Sunday, July 30, 2017

The phases of work

Ordinarily, work is a gas, expanding to fill its containing time. Under intense pressure, supercool it and work can become a coherent liquid, but it is extremely difficult to get solid work. (If one puts enough energy into work it may become a plasma, but then one really wants to be sure it is safely contained or it will consume everything around it.)

Sunday, May 7, 2017

Spider-page Theme Song

Joking with a fellow page at the Silver Spring Library about becoming an extremely effective page by being bitten by a radioactive spider (given the generally understaffing at the library), eventually led me to thinking about "the Spider-page". I had a few general thoughts about a comic, but today I finished the "Spider-page Theme Song":

Spider-page, Spider-page. Working hard for his spider-wage.
Sorting books, fronting shelves. Outworking book-work elves.
Look out, there goes the Spider-page.

Is he smart? That's insane! He's got more than an average brain.
Can he read faded ink? His eight eyes never blink!
Hey, there! Work for the Spider-page.

When a book's out of place anywhere in the stacks
You will feel your heart race when you hear his web thwacks! (Shhh!)

Spider-page, Spider-page. Local library Spider-page.
Bonuses, he ignores. Order is his reward.
Look out, there goes the Spider-page.

Spider-page, Spider-page. Local library Spider-page.
Bonuses, he ignores. Order is his reward.
For OCD he has 'fessed up. Whenever things are messed up
Go find the Spider-page!

It is not a perfect parody of the Ramones' "Spiderman", but it seems somewhat decent.

While the "book-work elves" came only to make the rhyme, it did lead to the thought that in a comic most of the elves would be grateful for the Spider-page's work (perhaps allowing them to do more tradition book-elf work like repairing books) but one elf (perhaps an especially big and strong one, thinking that the book-elves would be like the shoe-brownies in size) would be annoyed at his special ability (physical strength) has been made less important becoming an antagonist.
In a comic, the "web thwacks" would be humorously inappropriate noise in a library (and contrasts Spiderman's quiet "thwip").

The obsession with order is probably not an uncommon feature for pages, and exaggerating such fits a comic. The changes to the last lines of four of the stanzas seems to also fit with the Spider-page being less agile and even less respected than Spiderman ("Look out, there goes the Spider-page" has more of a sense of "Watch out, coming through" vs. "Pay attention and you can see a superhero" and "Work for the Spider-page" and "Go find the Spider-page" imply that his OCD is somewhat abused to give him the less desirable tasks). The eight eyes also presents more spider-like features; in a comic, I think he would have a spindly limbed appearance perhaps with an expanded abdomen — incidentally fitting a particular nerdy stereotype so that there could be humor in his becoming more nerd-like in appearance after becoming a superhero. Where Spiderman has a tingling spidersense; the Spider-page could have a throbbing page-sense, the transformation enhancing a vocational/human trait rather than providing a quasi-spider trait.

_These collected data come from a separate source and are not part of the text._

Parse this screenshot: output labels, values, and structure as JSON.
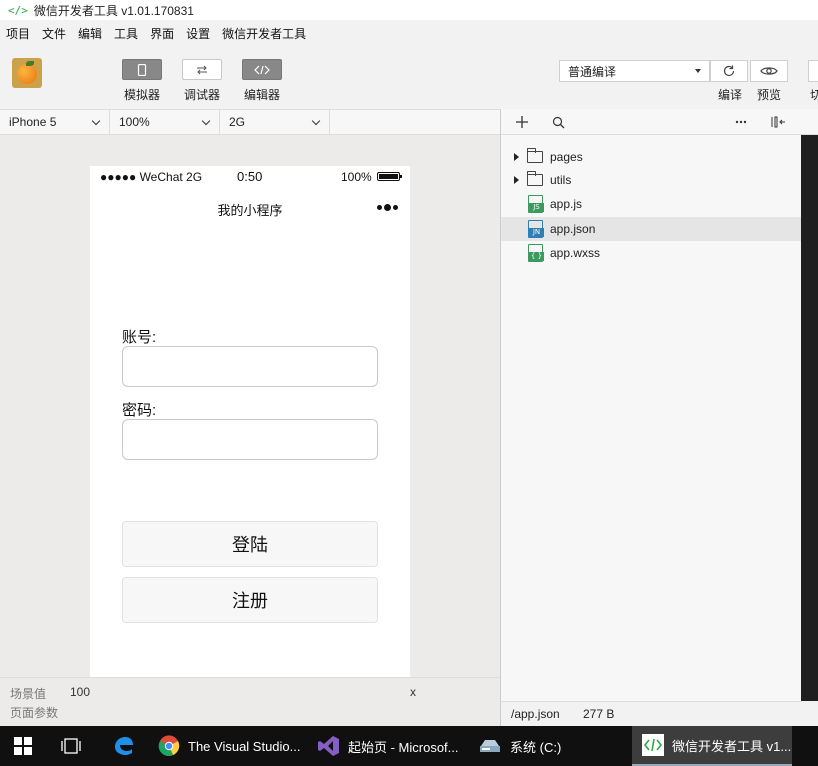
{
  "window": {
    "title": "微信开发者工具 v1.01.170831",
    "logo_glyph": "</>"
  },
  "menu": {
    "items": [
      "项目",
      "文件",
      "编辑",
      "工具",
      "界面",
      "设置",
      "微信开发者工具"
    ]
  },
  "toolbar": {
    "simulator_label": "模拟器",
    "debugger_label": "调试器",
    "editor_label": "编辑器",
    "compile_mode": "普通编译",
    "compile_label": "编译",
    "preview_label": "预览",
    "cut_label": "切"
  },
  "subbar": {
    "device": "iPhone 5",
    "zoom": "100%",
    "network": "2G"
  },
  "phone": {
    "carrier": "●●●●● WeChat 2G",
    "time": "0:50",
    "battery_text": "100%",
    "nav_title": "我的小程序",
    "account_label": "账号:",
    "account_value": "",
    "password_label": "密码:",
    "password_value": "",
    "login_label": "登陆",
    "register_label": "注册"
  },
  "bottom_info": {
    "scene_label": "场景值",
    "scene_value": "100",
    "page_params_label": "页面参数",
    "trailing": "x"
  },
  "explorer": {
    "items": [
      {
        "name": "pages",
        "type": "folder"
      },
      {
        "name": "utils",
        "type": "folder"
      },
      {
        "name": "app.js",
        "type": "file",
        "tag": "JS",
        "color": "#3c9a5f"
      },
      {
        "name": "app.json",
        "type": "file",
        "tag": "JN",
        "color": "#2f7fb5",
        "selected": true
      },
      {
        "name": "app.wxss",
        "type": "file",
        "tag": "{ }",
        "color": "#3c9a5f"
      }
    ],
    "status_path": "/app.json",
    "status_size": "277 B"
  },
  "taskbar": {
    "items": [
      {
        "label": "The Visual Studio...",
        "icon": "chrome-icon"
      },
      {
        "label": "起始页 - Microsof...",
        "icon": "visual-studio-icon"
      },
      {
        "label": "系统 (C:)",
        "icon": "drive-icon"
      },
      {
        "label": "微信开发者工具 v1...",
        "icon": "wechat-devtools-icon",
        "active": true
      }
    ]
  },
  "colors": {
    "accent_green": "#2faa43",
    "taskbar_bg": "#101010",
    "editor_bg": "#1f1f1f"
  }
}
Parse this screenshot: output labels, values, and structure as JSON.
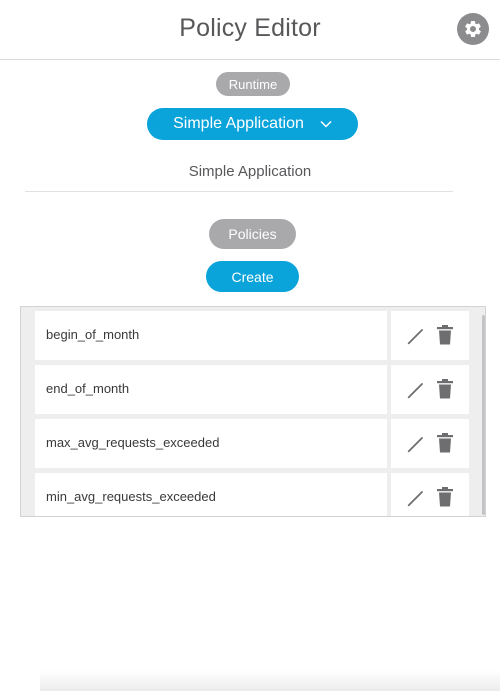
{
  "header": {
    "title": "Policy Editor",
    "settings_icon": "gear-icon"
  },
  "runtime": {
    "label": "Runtime"
  },
  "application": {
    "selected": "Simple Application",
    "name": "Simple Application",
    "dropdown_icon": "chevron-down-icon"
  },
  "policies": {
    "label": "Policies",
    "create_label": "Create",
    "items": [
      {
        "name": "begin_of_month"
      },
      {
        "name": "end_of_month"
      },
      {
        "name": "max_avg_requests_exceeded"
      },
      {
        "name": "min_avg_requests_exceeded"
      }
    ]
  },
  "colors": {
    "accent": "#0aa3da",
    "pill_gray": "#a9a9ab",
    "icon_gray": "#8c8c8f"
  }
}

I very much doubt that a comic will develop from this (not even a single story). While I could probably do a stick-figure mock-up with dialogue given a substantial time investment, a serious effort would require someone with skill at drawing. If I had strong motivation to work on such a project, it might be practical (artists can be hired), but so many other potential projects are so much more attractive (more suited to my skills, more likely to be useful/appreciated by others, better matching my affections) to me that making a Spider-page comic seems unlikely (though the concept seems fun).